Intermolecular Forces in Drug-Target Binding (HL)
The binding of a drug molecule to its target (receptor or enzyme) involves various non-covalent intermolecular forces. These interactions must be specific enough to ensure selectivity and strong enough for the drug to exert its effect.

• Hydrogen Bonding: Occurs between hydrogen atoms covalently bonded to highly electronegative atoms (like O or N) and lone pairs on other electronegative atoms. Crucial for specific recognition and binding.
• Van der Waals Forces (London Dispersion Forces, Dipole-Dipole Interactions): Weak, short-range attractive forces arising from temporary or permanent dipoles. They are significant in cumulatively holding a drug within a binding pocket, especially for hydrophobic regions.

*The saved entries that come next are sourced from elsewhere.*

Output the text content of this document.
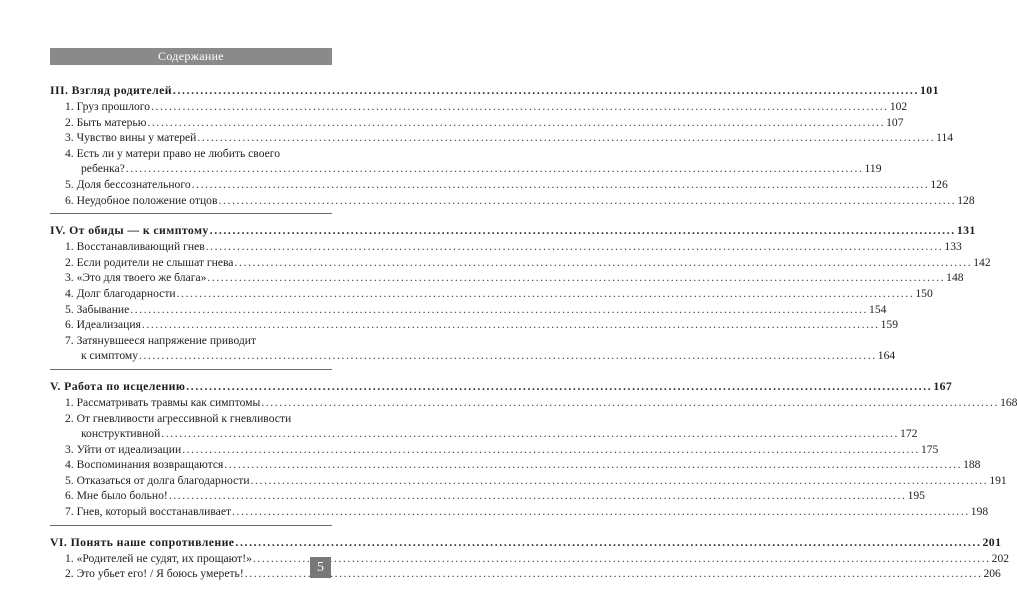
Содержание
III. Взгляд родителей .....	101
1. Груз прошлого .....	102
2. Быть матерью .....	107
3. Чувство вины у матерей .....	114
4. Есть ли у матери право не любить своего
ребенка? .....	119
5. Доля бессознательного .....	126
6. Неудобное положение отцов .....	128
IV. От обиды — к симптому .....	131
1. Восстанавливающий гнев .....	133
2. Если родители не слышат гнева .....	142
3. «Это для твоего же блага» .....	148
4. Долг благодарности .....	150
5. Забывание .....	154
6. Идеализация .....	159
7. Затянувшееся напряжение приводит
к симптому .....	164
V. Работа по исцелению .....	167
1. Рассматривать травмы как симптомы .....	168
2. От гневливости агрессивной к гневливости
конструктивной .....	172
3. Уйти от идеализации .....	175
4. Воспоминания возвращаются .....	188
5. Отказаться от долга благодарности .....	191
6. Мне было больно! .....	195
7. Гнев, который восстанавливает .....	198
VI. Понять наше сопротивление .....	201
1. «Родителей не судят, их прощают!» .....	202
2. Это убьет его! / Я боюсь умереть! .....	206
5
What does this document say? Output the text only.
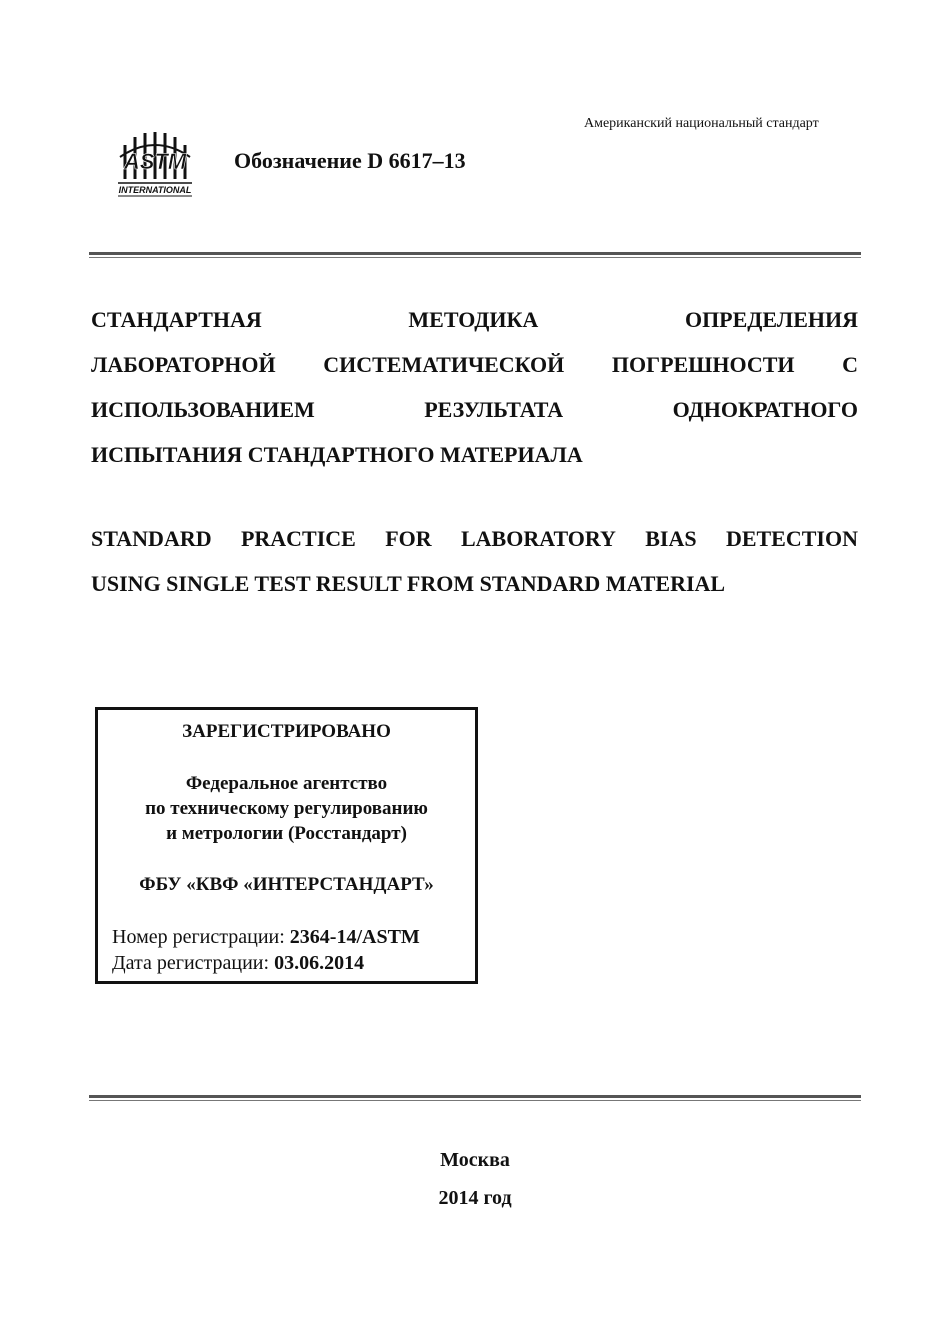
Американский национальный стандарт
ASTM
INTERNATIONAL
Обозначение D 6617–13
СТАНДАРТНАЯ	МЕТОДИКА	ОПРЕДЕЛЕНИЯ
ЛАБОРАТОРНОЙ СИСТЕМАТИЧЕСКОЙ ПОГРЕШНОСТИ С
ИСПОЛЬЗОВАНИЕМ	РЕЗУЛЬТАТА	ОДНОКРАТНОГО
ИСПЫТАНИЯ СТАНДАРТНОГО МАТЕРИАЛА
STANDARD PRACTICE FOR LABORATORY BIAS DETECTION
USING SINGLE TEST RESULT FROM STANDARD MATERIAL
ЗАРЕГИСТРИРОВАНО
Федеральное агентство
по техническому регулированию
и метрологии (Росстандарт)
ФБУ «КВФ «ИНТЕРСТАНДАРТ»
Номер регистрации: 2364-14/ASTM
Дата регистрации: 03.06.2014
Москва
2014 год
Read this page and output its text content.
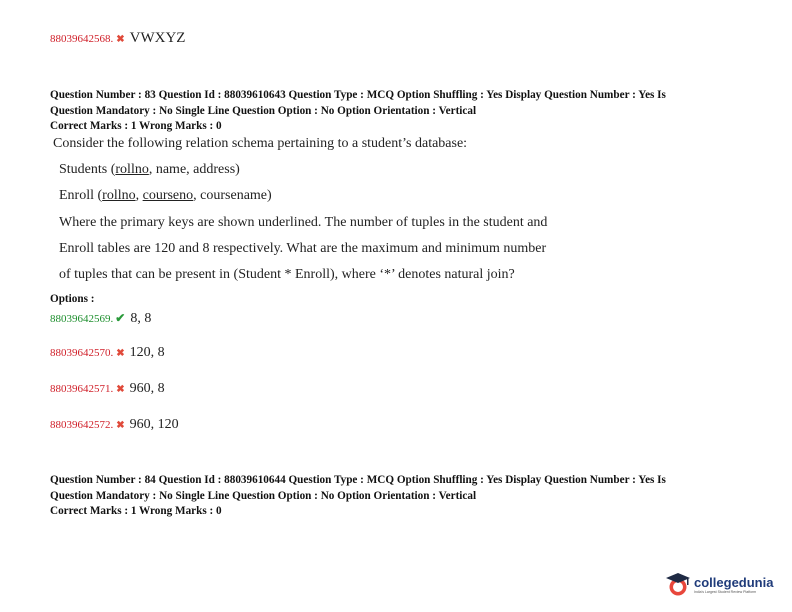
88039642568. ✖ VWXYZ
Question Number : 83 Question Id : 88039610643 Question Type : MCQ Option Shuffling : Yes Display Question Number : Yes Is
Question Mandatory : No Single Line Question Option : No Option Orientation : Vertical
Correct Marks : 1 Wrong Marks : 0
Consider the following relation schema pertaining to a student’s database:
Students (rollno, name, address)
Enroll (rollno, courseno, coursename)
Where the primary keys are shown underlined. The number of tuples in the student and
Enroll tables are 120 and 8 respectively. What are the maximum and minimum number
of tuples that can be present in (Student * Enroll), where ‘*’ denotes natural join?
Options :
88039642569. ✔ 8, 8
88039642570. ✖ 120, 8
88039642571. ✖ 960, 8
88039642572. ✖ 960, 120
Question Number : 84 Question Id : 88039610644 Question Type : MCQ Option Shuffling : Yes Display Question Number : Yes Is
Question Mandatory : No Single Line Question Option : No Option Orientation : Vertical
Correct Marks : 1 Wrong Marks : 0
collegedunia
India's Largest Student Review Platform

• Ionic Interactions (Electrostatic Interactions): Occur between oppositely charged groups (e.g., protonated amine and deprotonated carboxylate). These are strong and highly specific interactions, often playing a role in initial binding.
• Hydrophobic Interactions: Non-polar parts of the drug and target tend to associate in an aqueous environment to minimize contact with water, driven by entropic factors. These interactions are vital for binding of lipophilic drugs within hydrophobic pockets.
• Covalent Bonds: While most drug-target interactions are non-covalent and reversible, some drugs (e.g., irreversible enzyme inhibitors like aspirin, which acetylates cyclooxygenase) form permanent covalent bonds with their targets. These drugs have very long-lasting effects as the target protein must be resynthesized.